You know Melissa Beniost's history with music. It's not easy to predict how better her performance will be compared to Gellar's. Great episode, coming right up!


I think you hit the nail on it. Its Wants to be Buffy. So Does Flash, Arrow, I zombie and for that matter Supernatural. Its a mix of kinda simplistic Soap Opera drama, easy to follow plotlines, cute dialogue, and you know action. A lot of the people came from Smallville which was really Buffy.

The show was kinda of paced last Season Like Buffy, which had an ongoing plotline but every 8 or so episodes changed it, a mix of episodes refering to it and ignoring. Above all it was really fast paced. Really Fast Paced, i think to hide if something doesn't work, well you know move on. This is exactly like buffy

The question is that a good thing? As i have said:i think on a technical excerise the show in the first season wasn't great. Bad Cinemtography, Not Great special Effects, costuming etc. This wasn't always good as Buffy

. Say What you will about Weddon. On TV he knew what he had well. There is a fascinating section on the low budget Serenity Movie commentary about the Big CGI fest Climax, about how little actual CGI is in it, becuse they carefully picked the very litmited times you see it. for supergirl do think they got better about that as the season went along, but i don't think it was always good. I am not sure it can be good-i am not entirely sure that you can do 22 episodes uber show with good special effects in 2016.

But they tried-and i think the vancouver may help them try harder and agian. I think the show is worth giving a shot to. The stuff the show does well-the acting is great and its star is really does a good job. And that i keep hoping for.

I will say this: I liked buffy-but after about 5 seasons i turned of the season premere of the next one and never really watched it agian. it became to dark and self serious. I haven't seen that in Supergirl yet. its a relentnless optomistic and cheery show.

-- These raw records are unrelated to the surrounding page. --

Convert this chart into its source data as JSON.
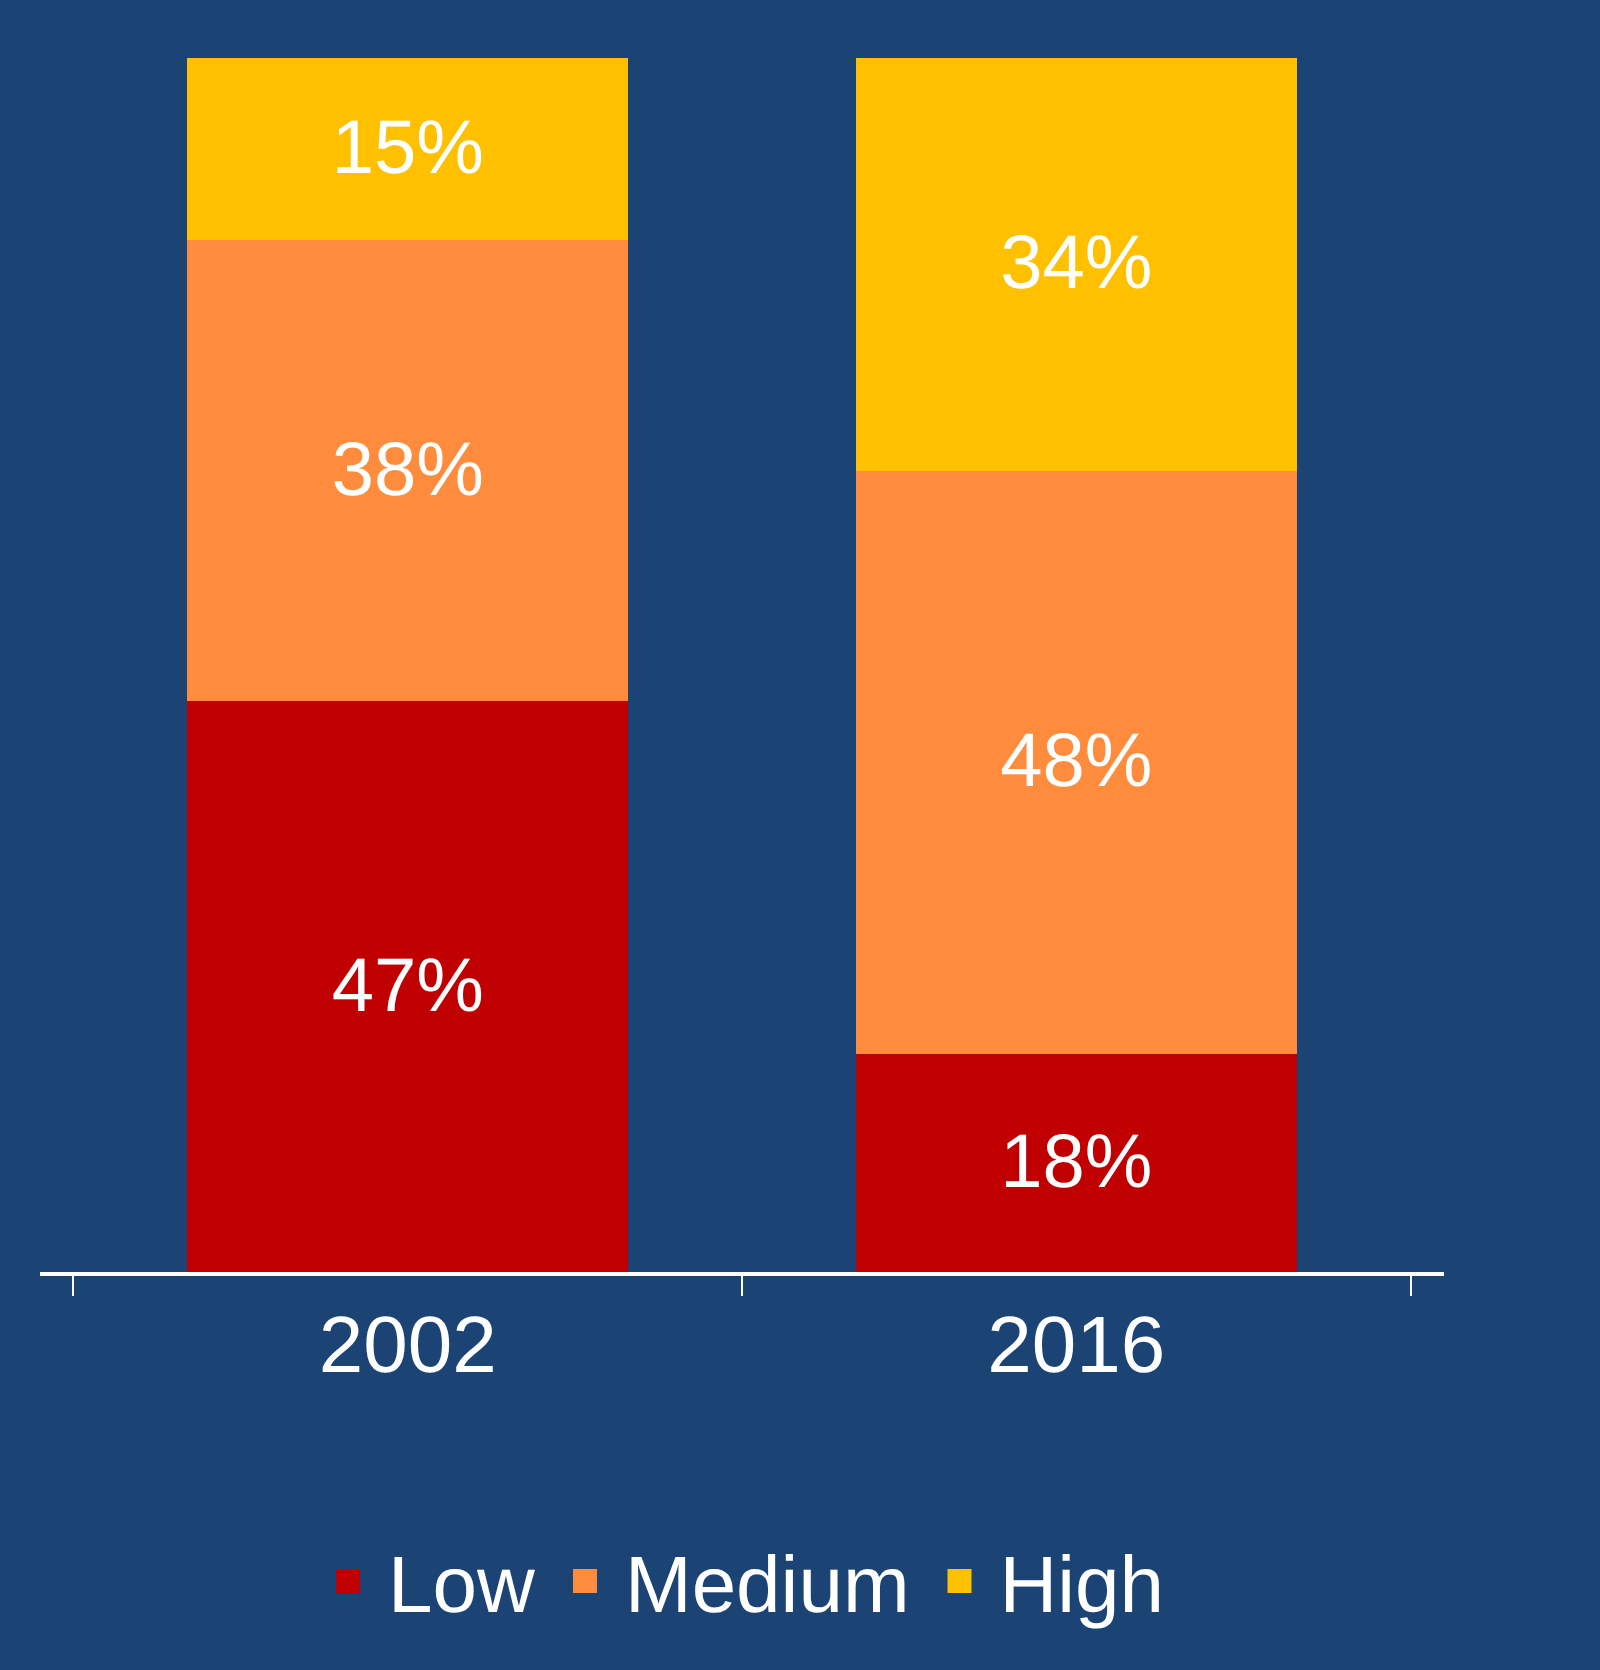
{
  "chart_data": {
    "type": "bar",
    "stacked": true,
    "categories": [
      "2002",
      "2016"
    ],
    "series": [
      {
        "name": "Low",
        "color": "#c00000",
        "values": [
          47,
          18
        ],
        "value_labels": [
          "47%",
          "18%"
        ]
      },
      {
        "name": "Medium",
        "color": "#ff8c3c",
        "values": [
          38,
          48
        ],
        "value_labels": [
          "38%",
          "48%"
        ]
      },
      {
        "name": "High",
        "color": "#ffc000",
        "values": [
          15,
          34
        ],
        "value_labels": [
          "15%",
          "34%"
        ]
      }
    ],
    "legend": "bottom",
    "grid": false
  }
}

And i like that.


Say what you want about Whedon, but he brought us two of the best TV shows ever. Buffy and Firefly. And both featured a superhuman teenage girl. His movies, other than the fan-fest that was Serenity, might suck a bit, but when he writes to his core vision, he's great. (And yes, Buffy went on far too long and got too serious. Firefly is timelessly perfect because it died before he ran out of good stories.)

Years ago he said in a moment of clarity that he couldn't write anything that didn't feature a superpowered teenage girl. I applauded, given I have the same 'problem'. He then tried to grow past that, but couldn't. He should stick to where his passion is.

To the Firefly phenomena... Very few shows survive success and multiple seasons. Anything past two or three seasons seems to self-destruct. I'd rather have a show that dies too early than one that dies too late. Firefly forever!!!
Last edit: 19 Aug 2016 17:52 by shadar.